Mancha de contaminados e de mortos no mapa mostra a rápida expansão da epidemia, nos quatro cantos do Estado e em cidades em que o problema é maior, no interior e no litoral
O coronavírus avançou rápido pelo interior e litoral de São Paulo. Em abril e maio, a doença espraiou os registros de mortes por covid-19 em municípios dos quatro cantos do Estado. A expansão leva os riscos da explosão de contaminados e de doentes, com necessidade de tratamento e internação, da Grande São Paulo para as demais regiões paulistas, áreas onde é maior a possibilidade de colapso na rede hospitalar (quando há mais doentes que leitos).
Com o primeiro registro em 26 de fevereiro, São Paulo teve uma explosão de contágio: chegou a 107.142 contaminados em três meses, sem contar a subnotificação. A conta sobe diariamente. Trata-se de uma disseminação puxada pelos relatos na capital e cidades do entorno com alta densidade populacional. Concentrada na área da Grande São Paulo, a covid-19 matou 7.532 pessoas até 30 de maio. Ainda sem tratamento de cura, nem vacina, 28.834 vidas tinham sido dizimadas no Brasil, e 369.126, no mundo.
Com base em dados do boletim epidemiológico estadual de saúde, o Estadão identificou registros de casos e de mortos por municípios de SP para mostrar o avanço da doença nas 17 regiões do Estado. Mapas e gráficos ajudam a visualizar as manchas de contaminados e de vítimas, o cenário nas 645 cidades paulistas nos dois meses que antecederam a flexibilização da quarentena, em 1º de junho.
São Paulo é o mais populoso Estado brasileiro, com cerca de 46 milhões de habitantes, segundo o IBGE. Pouco mais da metade vive no interior e litoral. Nos meses de abril e maio, o coronavírus migrou do epicentro da epidemia para essas regiões. A Secretaria de Estado da Saúde divide o território paulista em 17 áreas, que considera grandes cidades polos urbanos regionais. A divisão serve para a gestão regionalizada de recursos, de políticas públicas, referenciamento de hospitais, divisão de oferta de leitos. Com base nessa divisão, o Estadão reuniu dados de infectados e de mortos em cada cidade, em datas separadas por intervalos de 15 dias, para mostrar os locais em que a epidemia se expandiu mais rapidamente entre abril e maio.
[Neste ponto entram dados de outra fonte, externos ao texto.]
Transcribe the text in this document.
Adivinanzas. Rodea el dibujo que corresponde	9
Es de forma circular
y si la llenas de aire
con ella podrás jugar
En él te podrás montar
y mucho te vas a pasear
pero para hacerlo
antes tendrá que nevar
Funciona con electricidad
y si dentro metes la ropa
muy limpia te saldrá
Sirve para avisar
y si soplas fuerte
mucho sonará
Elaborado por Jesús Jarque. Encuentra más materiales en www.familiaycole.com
A Grande São Paulo concentra quase a totalidade de casos. Das 1.469 pessoas infectadas no fim de março, 50 eram do interior e litoral. Só cidades maiores, como Campinas, São José dos Campos e Ribeirão Preto, registravam casos. Duas semanas depois, o vírus mostrava seu poder de transmissão: os registros no Estado saltaram para 10.951. No interior e litoral, passou para 1.292. A epidemia atingiu todas as regiões paulistas, como Araçatuba, Araraquara, Bauru, Botucatu, Jundiaí, São José do Rio Preto, Santos e Sorocaba. Isso prova o indicativo de início de transmissão pelas áreas mais densamente habitadas e com ligações rodoviárias diretas com o epicentro da epidemia: a capital. Fora da Região Metropolitana, o problema havia chegado a 165 cidades - duas semanas antes, havia registros de casos em 23 apenas. Quando o mês de abril terminou, a conta mais que triplicou: eram 28.694 casos no Estado.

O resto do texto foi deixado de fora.